Après une concertation médico administrative, le médecin-conseil de la caisse a estimé que Madame [Z] [J] souffrait d’une « tendinopathie d’insertion des muscles épicondyliens associée ou non à un syndrome du tunnel radial » qui figure au tableau n° 57B des maladies professionnelles, lequel mentionne, au titre de la liste limitative des travaux susceptibles de la provoquer, des « travaux comportant habituellement des mouvements répétés de préhension ou d’extension de la main sur l’avant-bras ou des mouvements de pronosupination », au titre du délai de prise en charge une durée de « 14 jours », sans durée d’exposition. La caisse estimant toutefois que le délai de prise en charge était dépassé, le dossier a été communiqué au comité régional de reconnaissance des maladies professionnelles de Nouvelle-Aquitaine.
Ce dernier a rendu un avis défavorable le 1er février 2023, considérant que les éléments de preuve d’un lien de causalité direct entre la pathologie déclarée et l’exposition professionnelle n’étaient pas réunis. La CPAM de la gironde lui a notifié un refus de prise en charge par courrier du 6 février 2023.
Sur contestation de Madame [Z] [J], la commission de recours amiable (CRA) de la caisse primaire d’assurance maladie de la Gironde a, par décision du 21 mars 2023, rejeté la demande de prise en charge au titre de la législation professionnelle de la maladie déclarée le 1er juillet 2022.

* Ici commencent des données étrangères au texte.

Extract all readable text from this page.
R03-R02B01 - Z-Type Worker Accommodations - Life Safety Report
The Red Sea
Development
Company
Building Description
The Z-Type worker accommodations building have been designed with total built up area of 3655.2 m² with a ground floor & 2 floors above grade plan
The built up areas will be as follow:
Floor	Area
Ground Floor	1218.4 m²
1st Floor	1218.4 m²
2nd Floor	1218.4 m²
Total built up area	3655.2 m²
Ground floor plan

Dès lors, Madame [Z] [J] a, par lettre recommandée du 14 avril 2023, formé un recours à l’encontre de cette décision devant le pôle social du tribunal judiciaire de Bordeaux.
Par ordonnance du 3 juillet 2023, le juge de la mise en état du pôle social du tribunal judiciaire de Bordeaux a ordonné la saisine du comité régional de reconnaissance des maladies professionnelles (CRRMP) d’Occitanie, conformément aux dispositions de l’article R. 142-17-2 du code de la sécurité sociale, afin qu’il donne son avis sur l’existence d’un lien direct entre la pathologie déclarée par Madame [Z] [J] et son exposition professionnelle.

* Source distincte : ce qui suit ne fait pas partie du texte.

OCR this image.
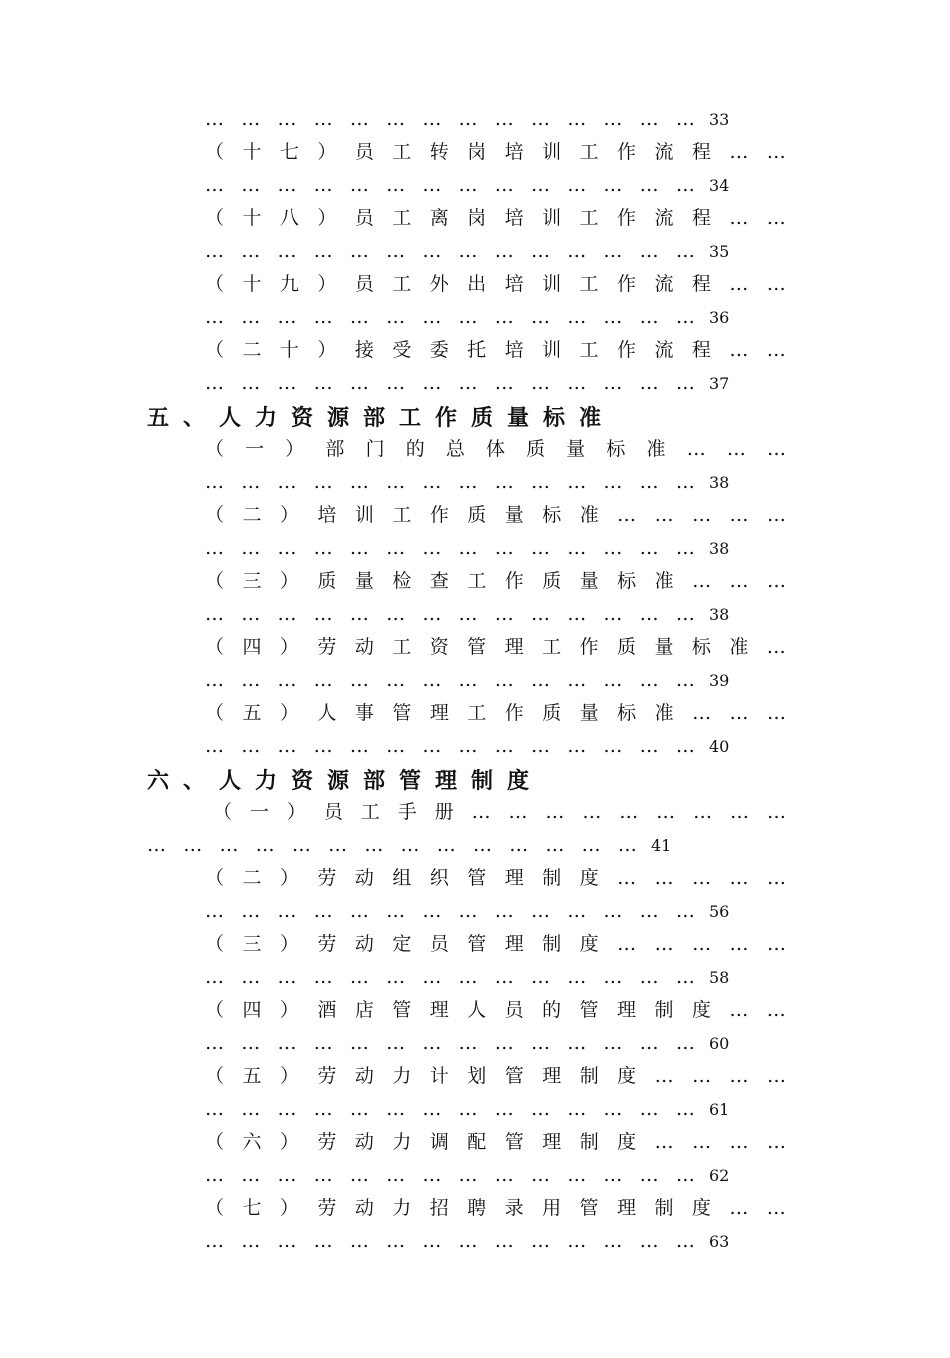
… … … … … … … … … … … … … … 33
（ 十 七 ） 员 工 转 岗 培 训 工 作 流 程 … …
… … … … … … … … … … … … … … 34
（ 十 八 ） 员 工 离 岗 培 训 工 作 流 程 … …
… … … … … … … … … … … … … … 35
（ 十 九 ） 员 工 外 出 培 训 工 作 流 程 … …
… … … … … … … … … … … … … … 36
（ 二 十 ） 接 受 委 托 培 训 工 作 流 程 … …
… … … … … … … … … … … … … … 37
五、人力资源部工作质量标准
（ 一 ） 部 门 的 总 体 质 量 标 准 … … …
… … … … … … … … … … … … … … 38
（ 二 ） 培 训 工 作 质 量 标 准 … … … … …
… … … … … … … … … … … … … … 38
（ 三 ） 质 量 检 查 工 作 质 量 标 准 … … …
… … … … … … … … … … … … … … 38
（ 四 ） 劳 动 工 资 管 理 工 作 质 量 标 准 …
… … … … … … … … … … … … … … 39
（ 五 ） 人 事 管 理 工 作 质 量 标 准 … … …
… … … … … … … … … … … … … … 40
六、人力资源部管理制度
（ 一 ） 员 工 手 册 … … … … … … … … …
… … … … … … … … … … … … … … 41
（ 二 ） 劳 动 组 织 管 理 制 度 … … … … …
… … … … … … … … … … … … … … 56
（ 三 ） 劳 动 定 员 管 理 制 度 … … … … …
… … … … … … … … … … … … … … 58
（ 四 ） 酒 店 管 理 人 员 的 管 理 制 度 … …
… … … … … … … … … … … … … … 60
（ 五 ） 劳 动 力 计 划 管 理 制 度 … … … …
… … … … … … … … … … … … … … 61
（ 六 ） 劳 动 力 调 配 管 理 制 度 … … … …
… … … … … … … … … … … … … … 62
（ 七 ） 劳 动 力 招 聘 录 用 管 理 制 度 … …
… … … … … … … … … … … … … … 63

L’avis du comité régional de reconnaissance des maladies professionnelles (CRRMP) d’Occitanie a été rendu le 13 novembre 2023. Le CRRMP d’Occitanie conclut que compte tenu de l’ensemble des informations médico-techniques portées à sa connaissance, il considère qu’il ne peut être retenu un lien certain et direct de causalité entre le travail habituel de Madame [Z] [J] et la pathologie dont elle se plaint.
Les parties ont été régulièrement convoquées à l’audience du 19 décembre 2024, puis le dossier a été renvoyé successivement aux audiences des 17 février et 15 septembre 2025, alors que Madame [Z] [J] était en formation.
Lors de cette audience, Madame [Z] [J], présente, a déclaré maintenir sa demande afin de juger que sa pathologie soit prise en charge au titre de la législation professionnelle.
Elle explique qu’elle souffrait des deux coudes, mais avec des douleurs plus importantes au niveau du coude droit, conduisant son médecin à traiter d’abord de celui-ci, expliquant que l’échographie de son coude gauche n’a été réalisée que le 24 septembre 2021. Elle met en avant un lien entre sa pathologie au coude gauche et son activité professionnelle, encore plus soutenue pendant la période de Covid. Elle précise qu’elle n’a pu reprendre ce travail, ayant été licenciée pour inaptitude et qu’après une reconversion professionnelle, elle travaille désormais en tant qu’auxiliaire de puériculture aux urgences pédiatriques, n’ayant pas à manipuler de charges lourdes.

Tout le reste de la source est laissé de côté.